[lug] Postgres Alter table

rm at mamma.varadinet.de rm at mamma.varadinet.de
Sun Jul 15 11:19:59 MDT 2001


On Sun, Jul 15, 2001 at 07:48:49AM -0600, Ryan Kirkpatrick wrote:
[...]

> 	Apparently MySQL can do this sort of thing, one of the reasons
> people state it is better than PgSQL. In my opinion it is just a crutch
> for poor database design in the first place. I could say more about MySQL,
> but I don't want to start a flame war, so I will stop with that.

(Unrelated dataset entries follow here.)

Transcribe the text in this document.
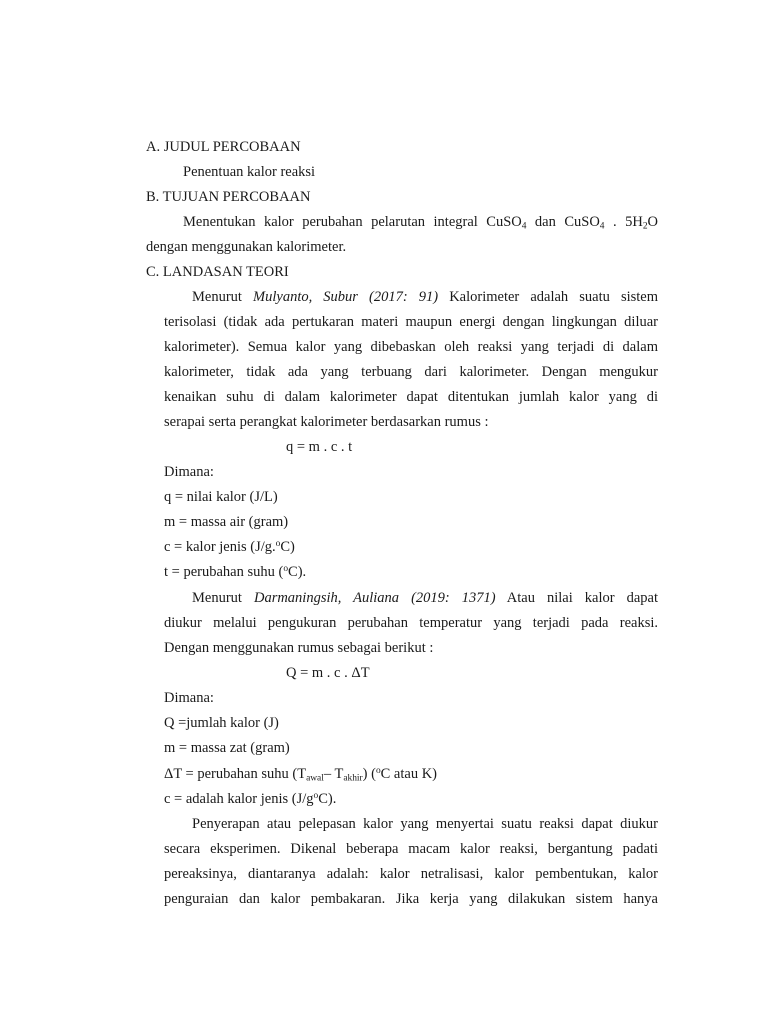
A. JUDUL PERCOBAAN
Penentuan kalor reaksi
B. TUJUAN PERCOBAAN
Menentukan kalor perubahan pelarutan integral CuSO$_4$ dan CuSO$_4$ . $5H_2O$
dengan menggunakan kalorimeter.
C. LANDASAN TEORI
Menurut Mulyanto, Subur (2017: 91) Kalorimeter adalah suatu sistem
terisolasi (tidak ada pertukaran materi maupun energi dengan lingkungan diluar
kalorimeter). Semua kalor yang dibebaskan oleh reaksi yang terjadi di dalam
kalorimeter, tidak ada yang terbuang dari kalorimeter. Dengan mengukur
kenaikan suhu di dalam kalorimeter dapat ditentukan jumlah kalor yang di
serapai serta perangkat kalorimeter berdasarkan rumus :
q = m . c . t
Dimana:
q = nilai kalor (J/L)
m = massa air (gram)
c = kalor jenis (J/g.$^o$C)
t = perubahan suhu ($^o$C).
Menurut Darmaningsih, Auliana (2019: 1371) Atau nilai kalor dapat
diukur melalui pengukuran perubahan temperatur yang terjadi pada reaksi.
Dengan menggunakan rumus sebagai berikut :
Q = m . c . ΔT
Dimana:
Q =jumlah kalor (J)
m = massa zat (gram)
ΔT = perubahan suhu ($T_{awal}-$ $T_{akhir}$) ($^o$C atau K)
c = adalah kalor jenis $(J/g^oC)$.
Penyerapan atau pelepasan kalor yang menyertai suatu reaksi dapat diukur
secara eksperimen. Dikenal beberapa macam kalor reaksi, bergantung padati
pereaksinya, diantaranya adalah: kalor netralisasi, kalor pembentukan, kalor
penguraian dan kalor pembakaran. Jika kerja yang dilakukan sistem hanya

I actually consider the capability of changing the data type (or better, the
domain) of a column during runtime a mistake. Not only introduce most
typecasts conversion/rounding errors, changing a column type also changes the
semantic behind a table's design. But, yes, no flame wars ;-)

> 
> > You're right, indices and constraints will be dropped (but not recreated).
> > What about triggers and rules? (i never checked this).
> 
> 	Looking at the PgSQL manuals (7.1), it looks like views must be
> explicitly dropped. As for rules and triggers, they appear to fall in the
> same category as views. They all reference (potentially) multiple tables,
> and therefore the semantics of when to drop a trigger/rule/view with a
> table drop are not simple. Hence, they are not dropped.
> 	I don't know how tightly a trigger or rule binds itself to a
> table. If it just references the name, then one could drop a table and
> recreate it with the same name and be just fine. Views I know bind pretty
> tightly, basically storing a precompiled SQL statement, so they must be
> recreated along with a table.
> 	To know for sure, one would have to experiment...

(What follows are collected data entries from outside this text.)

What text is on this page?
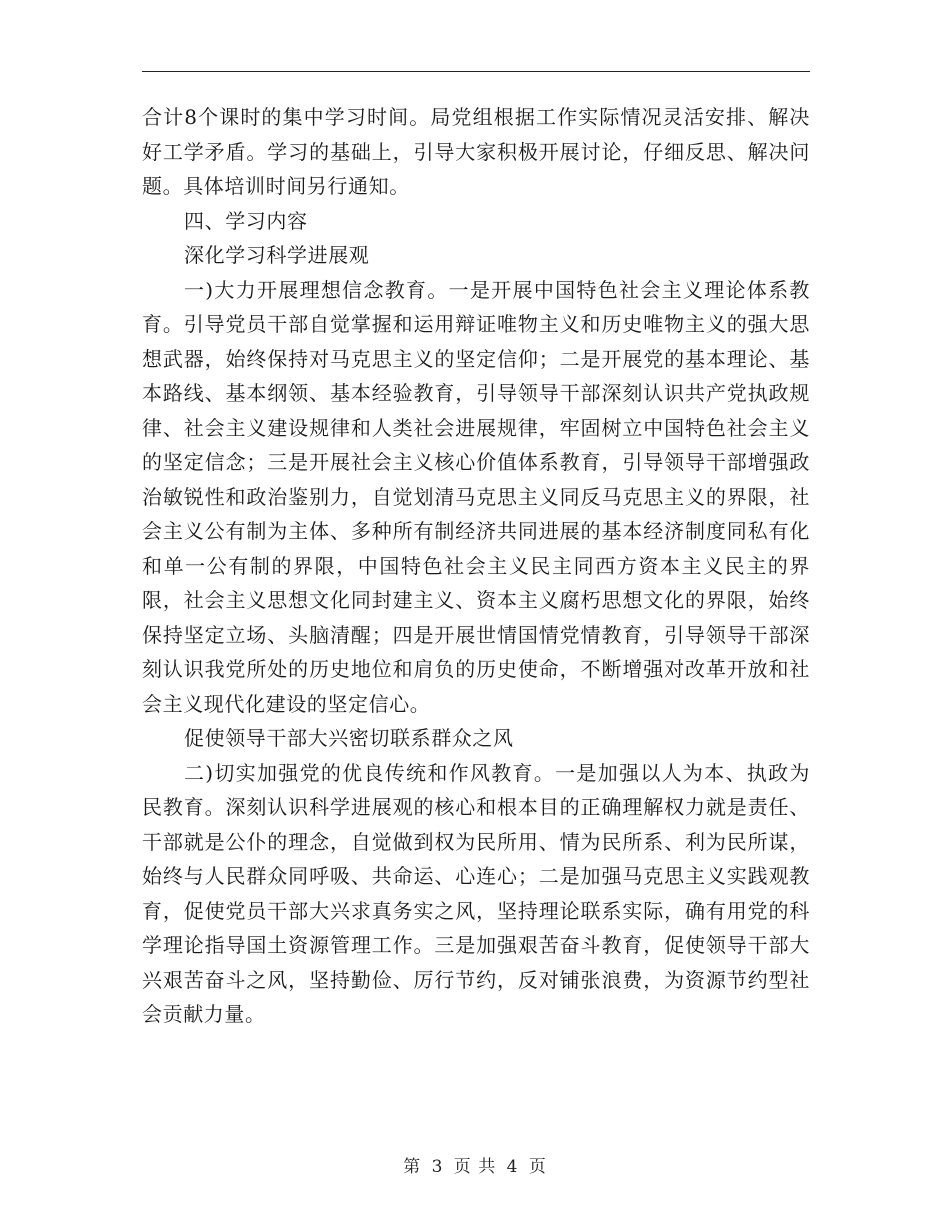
合计8个课时的集中学习时间。局党组根据工作实际情况灵活安排、解决好工学矛盾。学习的基础上，引导大家积极开展讨论，仔细反思、解决问题。具体培训时间另行通知。

四、学习内容

深化学习科学进展观

一)大力开展理想信念教育。一是开展中国特色社会主义理论体系教育。引导党员干部自觉掌握和运用辩证唯物主义和历史唯物主义的强大思想武器，始终保持对马克思主义的坚定信仰；二是开展党的基本理论、基本路线、基本纲领、基本经验教育，引导领导干部深刻认识共产党执政规律、社会主义建设规律和人类社会进展规律，牢固树立中国特色社会主义的坚定信念；三是开展社会主义核心价值体系教育，引导领导干部增强政治敏锐性和政治鉴别力，自觉划清马克思主义同反马克思主义的界限，社会主义公有制为主体、多种所有制经济共同进展的基本经济制度同私有化和单一公有制的界限，中国特色社会主义民主同西方资本主义民主的界限，社会主义思想文化同封建主义、资本主义腐朽思想文化的界限，始终保持坚定立场、头脑清醒；四是开展世情国情党情教育，引导领导干部深刻认识我党所处的历史地位和肩负的历史使命，不断增强对改革开放和社会主义现代化建设的坚定信心。

促使领导干部大兴密切联系群众之风

二)切实加强党的优良传统和作风教育。一是加强以人为本、执政为民教育。深刻认识科学进展观的核心和根本目的正确理解权力就是责任、干部就是公仆的理念，自觉做到权为民所用、情为民所系、利为民所谋，始终与人民群众同呼吸、共命运、心连心；二是加强马克思主义实践观教育，促使党员干部大兴求真务实之风，坚持理论联系实际，确有用党的科学理论指导国土资源管理工作。三是加强艰苦奋斗教育，促使领导干部大兴艰苦奋斗之风，坚持勤俭、厉行节约，反对铺张浪费，为资源节约型社会贡献力量。

第 3 页 共 4 页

With psql, a simple '\d pg_trigger` is enough:

| 
|    Attribute    |    Type    | Modifier 
| ----------------+------------+----------
|  tgrelid        | oid        | 
|  tgname         | name       | 
|  tgfoid         | oid        | 
|  tgtype         | smallint   | 
|  tgenabled      | boolean    | 
|  tgisconstraint | boolean    | 
|  ...
|

seems like triggers point to the oid of the relevant table. So triggers need to
be recreated. Rules otoh seem to be stored by relation _name_ ....
BTW, there's actually a good reason for this. Iff one alters a column some of
the fields the trigger/rule refer to might either not be present any more or have
changed their data type (and hence certain rules might work in unexpected ways.
Equality test of floats come to mind ...).